Comesa - Update on recent IP developments and their continental impact

As reported here, Comesa adopted an IP Policy in 2013. In addition Comesa has an IP Unit, committee and programme. It has been forging ahead in relation to IP matters and this post comments on two recent developments and their significance.

First, in December 2016, COMESA signed a Memorandum of Agreement with ARIPO.  The purpose of the MoU is described as follows:"The MoU will facilitate cooperation in the harmonisation of policies, laws and strategies to promote IP development for the benefit of all. Through this collaboration, there will be capacity building and awareness creation on the importance of the use of IP for economic development and promotion of innovation and creativity in the region." The import of this is that ARIPO is more closely aligning its activities with regional economic community (REC) activities and will therefore be integral to unfolding regional integration developments.  This is a smart move because it allows ARIPO to spread its wings into policy and trade-related aspects of IP which it has, to date, not been focused upon.

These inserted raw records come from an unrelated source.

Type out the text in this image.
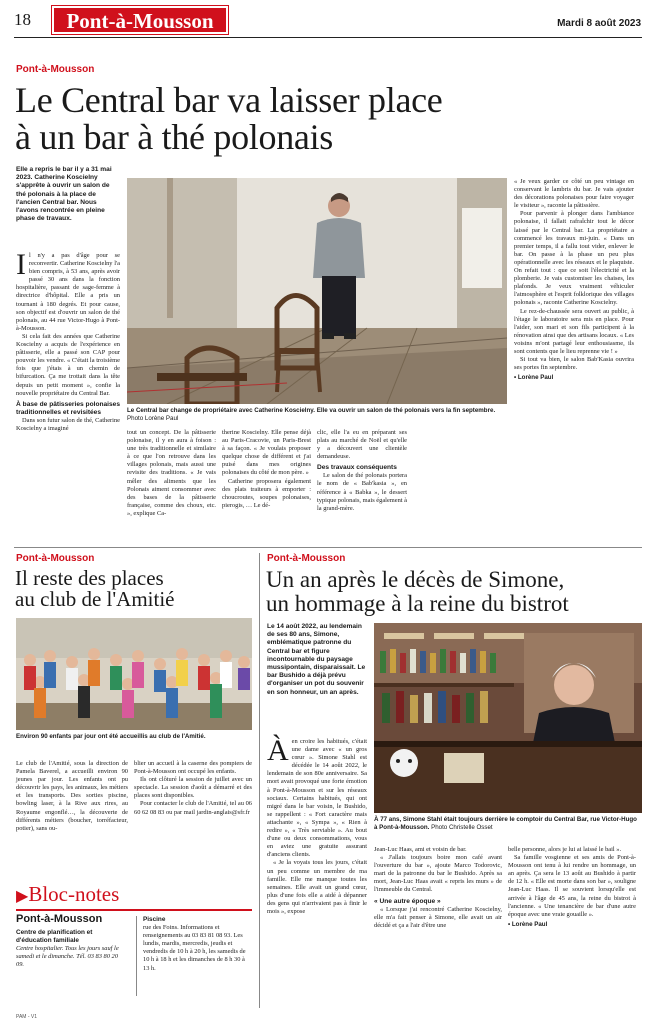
18	Pont-à-Mousson	Mardi 8 août 2023
Pont-à-Mousson
Le Central bar va laisser place
à un bar à thé polonais
Elle a repris le bar il y a 31 mai 2023. Catherine Koscielny s'apprête à ouvrir un salon de thé polonais à la place de l'ancien Central bar. Nous l'avons rencontrée en pleine phase de travaux.

Il n'y a pas d'âge pour se reconvertir. Catherine Koscielny l'a bien compris, à 53 ans, après avoir passé 30 ans dans la fonction hospitalière, passant de sage-femme à directrice d'hôpital. Elle a pris un tournant à 180 degrés. Et pour cause, son objectif est d'ouvrir un salon de thé polonais, au 44 rue Victor-Hugo à Pont-à-Mousson.

Si cela fait des années que Catherine Koscielny a acquis de l'expérience en pâtisserie, elle a passé son CAP pour pouvoir les vendre. « C'était la troisième fois que j'étais à un chemin de bifurcation. Ça me trottait dans la tête depuis un petit moment », confie la nouvelle propriétaire du Central Bar.

À base de pâtisseries polonaises traditionnelles et revisitées

Dans son futur salon de thé, Catherine Koscielny a imaginé

Le Central bar change de propriétaire avec Catherine Koscielny. Elle va ouvrir un salon de thé polonais vers la fin septembre. Photo Lorène Paul

tout un concept. De la pâtisserie polonaise, il y en aura à foison : une très traditionnelle et similaire à ce que l'on retrouve dans les villages polonais, mais aussi une revisite des traditions. « Je vais mêler des aliments que les Polonais aiment consommer avec des bases de la pâtisserie française, comme des choux, etc. », explique Ca-

therine Koscielny. Elle pense déjà au Paris-Cracovie, un Paris-Brest à sa façon. « Je voulais proposer quelque chose de différent et j'ai puisé dans mes origines polonaises du côté de mon père. »

Catherine proposera également des plats traiteurs à emporter : choucroutes, soupes polonaises, pierogis, … Le dé-

clic, elle l'a eu en préparant ses plats au marché de Noël et qu'elle y a découvert une clientèle demandeuse.

Des travaux conséquents

Le salon de thé polonais portera le nom de « Bab'kasia », en référence à « Babka », le dessert typique polonais, mais également à la grand-mère.

« Je veux garder ce côté un peu vintage en conservant le lambris du bar. Je vais ajouter des décorations polonaises pour faire voyager le visiteur », raconte la pâtissière.

Pour parvenir à plonger dans l'ambiance polonaise, il fallait rafraîchir tout le décor laissé par le Central bar. La propriétaire a commencé les travaux mi-juin. « Dans un premier temps, il a fallu tout vider, enlever le bar. On passe à la phase un peu plus opérationnelle avec les réseaux et le plaquiste. On refait tout : que ce soit l'électricité et la plomberie. Je vais customiser les chaises, les plafonds. Je veux vraiment véhiculer l'atmosphère et l'esprit folklorique des villages polonais », raconte Catherine Koscielny.

Le rez-de-chaussée sera ouvert au public, à l'étage le laboratoire sera mis en place. Pour l'aider, son mari et son fils participent à la rénovation ainsi que des artisans locaux. « Les voisins m'ont partagé leur enthousiasme, ils sont contents que le lieu reprenne vie ! »

Si tout va bien, le salon Bab'Kasia ouvrira ses portes fin septembre.

• Lorène Paul
Pont-à-Mousson
Il reste des places
au club de l'Amitié
Environ 90 enfants par jour ont été accueillis au club de l'Amitié.

Le club de l'Amitié, sous la direction de Pamela Baverel, a accueilli environ 90 jeunes par jour. Les enfants ont pu découvrir les pays, les animaux, les métiers et les transports. Des sorties piscine, bowling laser, à la Rive aux rires, au Royaume engonflé…, la découverte de différents métiers (boucher, torréfacteur, potier), sans ou-

blier un accueil à la caserne des pompiers de Pont-à-Mousson ont occupé les enfants.

Ils ont clôturé la session de juillet avec un spectacle. La session d'août a démarré et des places sont disponibles.

Pour contacter le club de l'Amitié, tel au 06 60 62 08 83 ou par mail jardin-anglais@sfr.fr

▶Bloc-notes
Pont-à-Mousson
Centre de planification et d'éducation familiale
Centre hospitalier. Tous les jours sauf le samedi et le dimanche. Tél. 03 83 80 20 09.
Piscine
rue des Foins. Informations et renseignements au 03 83 81 08 93. Les lundis, mardis, mercredis, jeudis et vendredis de 10 h à 20 h, les samedis de 10 h à 18 h et les dimanches de 8 h 30 à 13 h.
Pont-à-Mousson
Un an après le décès de Simone,
un hommage à la reine du bistrot
Le 14 août 2022, au lendemain de ses 80 ans, Simone, emblématique patronne du Central bar et figure incontournable du paysage mussipontain, disparaissait. Le bar Bushido a déjà prévu d'organiser un pot du souvenir en son honneur, un an après.

Àen croire les habitués, c'était une dame avec « un gros cœur ». Simone Stahl est décédée le 14 août 2022, le lendemain de son 80e anniversaire. Sa mort avait provoqué une forte émotion à Pont-à-Mousson et sur les réseaux sociaux. Certains habitués, qui ont migré dans le bar voisin, le Bushido, se rappellent : « Fort caractère mais attachante », « Sympa », « Rien à redire », « Très serviable ». Au bout d'une ou deux consommations, vous en aviez une gratuite assurant d'anciens clients.

« Je la voyais tous les jours, c'était un peu comme un membre de ma famille. Elle me manque toutes les semaines. Elle avait un grand cœur, plus d'une fois elle a aidé à dépanner des gens qui n'arrivaient pas à finir le mois », expose

À 77 ans, Simone Stahl était toujours derrière le comptoir du Central Bar, rue Victor-Hugo à Pont-à-Mousson. Photo Christelle Osset

Jean-Luc Haas, ami et voisin de bar.

« J'allais toujours boire mon café avant l'ouverture du bar », ajoute Marco Todorovic, mari de la patronne du bar le Bushido. Après sa mort, Jean-Luc Haas avait « repris les murs » de l'immeuble du Central.

« Une autre époque »

« Lorsque j'ai rencontré Catherine Koscielny, elle m'a fait penser à Simone, elle avait un air décidé et ça a l'air d'être une

belle personne, alors je lui ai laissé le bail ».

Sa famille vosgienne et ses amis de Pont-à-Mousson ont tenu à lui rendre un hommage, un an après. Ça sera le 13 août au Bushido à partir de 12 h. « Elle est morte dans son bar », souligne Jean-Luc Haas. Il se souvient lorsqu'elle est arrivée à l'âge de 45 ans, la reine du bistrot à l'ancienne. « Une tenancière de bar d'une autre époque avec une vraie gouaille ».

• Lorène Paul
PAM - V1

Second, in April 2017, Microsoft 4Afrika transferred full ownership and management of its IP Hub to COMESA (see full report in the e-Comesa newsletter).  According to its online blurb, The IP Hub is intended to "as a portal of information on the various IP Authorities and IP landscape in the COMESA region". Such information would be an invaluable resource.

These strides taken by COMESA will have a large continental footprint because of the COMESA-EAC-SADC Tripartite Free Trade Agreement (TFTA) which will sweep 26 African states into its fold. The agreement is yet to come into force as the requisite 14 ratifications have not been reached. However, as it stands, it excludes IP aspects which are expected to be included in the next phase of negotiations which are required to be completed within 24 months of the entry into force of the TFTA.  When these negotiations open, COMESA, EAC and SADC will seek to advance the IP positions that they have taken in their sub-regional initiatives. Beyond this, the TFTA member states will be a major block in the proposed Continental FTA (CFTA) and ultimately, the African Economic Community which is intended to be in place by 2028. (see TRALAC "The relation between the Tripartite FTA and the Continental FTA") Therefore, the COMESA IP Policy and the recent developments noted above, will acquire an increased significance.

Future posts will comment on the EAC and SADC's IP initiatives.